FLINT (WJRT) (09/19/2018) - A statewide study conducted by Wayne State University in 2015 found that 74 percent of child restraint devices were misused in Michigan.
That increases the risk of injury to a child during a crash.
"If I have friends and we're going somewhere and their kids don't have car seats, we're not going," said Angel Austin.
Safety comes first for the busy mom, who did not turn her now 3-year-old around to a forward-facing seat until his legs were too long to be in a rear facing car seat.
Theresa Atkinson, an assistant professor of mechanical engineering at Kettering University, has inspected child safety seats for a decade. She said precision matters -- from the harness, to the chest clip, to the tightness of the straps.
Keeping toddlers in a rear-facing seat can improve their odds of walking away from a crash with no injuries, especially to their head and spine.

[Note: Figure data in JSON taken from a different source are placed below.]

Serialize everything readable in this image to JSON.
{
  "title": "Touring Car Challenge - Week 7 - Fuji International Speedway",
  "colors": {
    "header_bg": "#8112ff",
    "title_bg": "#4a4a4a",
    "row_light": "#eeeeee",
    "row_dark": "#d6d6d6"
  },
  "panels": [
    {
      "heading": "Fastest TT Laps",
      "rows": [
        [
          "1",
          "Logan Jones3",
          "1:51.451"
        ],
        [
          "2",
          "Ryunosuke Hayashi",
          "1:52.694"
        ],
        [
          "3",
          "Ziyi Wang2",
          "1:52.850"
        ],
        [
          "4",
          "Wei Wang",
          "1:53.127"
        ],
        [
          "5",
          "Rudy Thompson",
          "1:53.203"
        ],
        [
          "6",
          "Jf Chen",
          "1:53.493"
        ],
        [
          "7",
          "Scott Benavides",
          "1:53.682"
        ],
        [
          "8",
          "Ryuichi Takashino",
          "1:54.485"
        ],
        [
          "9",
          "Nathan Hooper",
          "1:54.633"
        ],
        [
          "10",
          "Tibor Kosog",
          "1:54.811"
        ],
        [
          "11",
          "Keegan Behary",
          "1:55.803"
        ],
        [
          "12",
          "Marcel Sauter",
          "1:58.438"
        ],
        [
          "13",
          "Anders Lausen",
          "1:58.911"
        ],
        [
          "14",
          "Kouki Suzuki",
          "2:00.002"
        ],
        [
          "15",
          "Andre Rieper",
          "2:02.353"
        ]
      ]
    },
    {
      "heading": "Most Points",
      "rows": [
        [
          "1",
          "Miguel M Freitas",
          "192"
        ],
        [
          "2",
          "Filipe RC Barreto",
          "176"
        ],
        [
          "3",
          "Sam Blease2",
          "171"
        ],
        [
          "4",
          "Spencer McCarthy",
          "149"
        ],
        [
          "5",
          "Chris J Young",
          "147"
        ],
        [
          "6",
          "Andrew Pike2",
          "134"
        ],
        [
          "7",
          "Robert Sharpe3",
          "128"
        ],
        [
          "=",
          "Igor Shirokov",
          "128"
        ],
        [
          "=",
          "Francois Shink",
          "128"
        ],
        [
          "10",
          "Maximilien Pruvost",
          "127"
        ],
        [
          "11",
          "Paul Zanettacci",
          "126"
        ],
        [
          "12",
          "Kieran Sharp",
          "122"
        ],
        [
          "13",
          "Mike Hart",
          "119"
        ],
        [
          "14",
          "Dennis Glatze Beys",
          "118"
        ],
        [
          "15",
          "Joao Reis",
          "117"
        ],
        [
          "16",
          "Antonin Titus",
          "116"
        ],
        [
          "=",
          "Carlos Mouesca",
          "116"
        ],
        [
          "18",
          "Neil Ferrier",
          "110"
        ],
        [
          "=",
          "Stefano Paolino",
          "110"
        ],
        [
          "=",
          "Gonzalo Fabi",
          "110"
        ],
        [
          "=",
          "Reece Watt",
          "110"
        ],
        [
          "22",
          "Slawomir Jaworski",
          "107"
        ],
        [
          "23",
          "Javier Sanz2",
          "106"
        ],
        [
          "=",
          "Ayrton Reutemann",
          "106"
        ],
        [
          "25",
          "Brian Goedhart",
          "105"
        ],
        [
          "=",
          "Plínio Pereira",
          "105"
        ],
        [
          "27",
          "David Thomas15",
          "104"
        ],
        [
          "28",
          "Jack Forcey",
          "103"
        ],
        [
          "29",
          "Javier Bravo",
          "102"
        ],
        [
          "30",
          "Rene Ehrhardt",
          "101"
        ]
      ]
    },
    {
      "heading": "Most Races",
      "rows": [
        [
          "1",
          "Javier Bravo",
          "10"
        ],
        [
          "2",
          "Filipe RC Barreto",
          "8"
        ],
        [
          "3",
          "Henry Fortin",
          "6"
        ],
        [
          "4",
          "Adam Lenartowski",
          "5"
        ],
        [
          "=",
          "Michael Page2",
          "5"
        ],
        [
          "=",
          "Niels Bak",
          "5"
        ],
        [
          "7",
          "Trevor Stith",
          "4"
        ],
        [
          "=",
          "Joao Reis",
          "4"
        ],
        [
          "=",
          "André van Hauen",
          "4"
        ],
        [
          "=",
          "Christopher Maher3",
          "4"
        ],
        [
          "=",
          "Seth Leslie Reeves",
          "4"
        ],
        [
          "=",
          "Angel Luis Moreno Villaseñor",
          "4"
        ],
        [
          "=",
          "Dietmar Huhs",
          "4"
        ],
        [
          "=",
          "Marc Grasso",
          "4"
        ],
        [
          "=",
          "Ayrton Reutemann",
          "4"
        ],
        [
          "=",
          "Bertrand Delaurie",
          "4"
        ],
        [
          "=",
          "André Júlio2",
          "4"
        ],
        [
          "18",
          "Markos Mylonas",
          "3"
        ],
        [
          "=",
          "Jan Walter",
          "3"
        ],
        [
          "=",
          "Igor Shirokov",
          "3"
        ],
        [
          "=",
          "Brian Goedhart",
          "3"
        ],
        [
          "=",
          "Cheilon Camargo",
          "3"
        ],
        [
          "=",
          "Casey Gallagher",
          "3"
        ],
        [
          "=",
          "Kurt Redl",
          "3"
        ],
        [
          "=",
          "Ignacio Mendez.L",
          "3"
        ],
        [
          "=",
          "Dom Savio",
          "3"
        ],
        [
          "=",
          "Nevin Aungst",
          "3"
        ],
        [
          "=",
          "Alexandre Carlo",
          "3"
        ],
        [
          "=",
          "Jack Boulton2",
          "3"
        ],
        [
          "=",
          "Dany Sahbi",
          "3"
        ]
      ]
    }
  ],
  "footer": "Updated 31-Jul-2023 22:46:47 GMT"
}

"When you're in a front crash, the seat takes up the energy of the crash," she said. "Your head is supported and your back is supported and so your spine stays in alignment."
Keeping children in car seats is also the law.
Sgt. Mike Troutt, a 24-year veteran with the Michigan State Police, said he comes across children not properly restrained just about every other week. It's a problem he takes seriously.
"Most of them that I've stopped, they say it's in their other car or it's at home," Troutt said of parents' explanations for why their children are not properly secured in a vehicle. "Parents need to take responsibility and make the right choice for them."
Troutt and his daughter attended a workshop together on how to properly install a car seat, knowledge he's put to use himself when driving around his grandchildren.
"It took a couple of hours," he noted. "But if you don't have to lose a child, it's worth the two hours."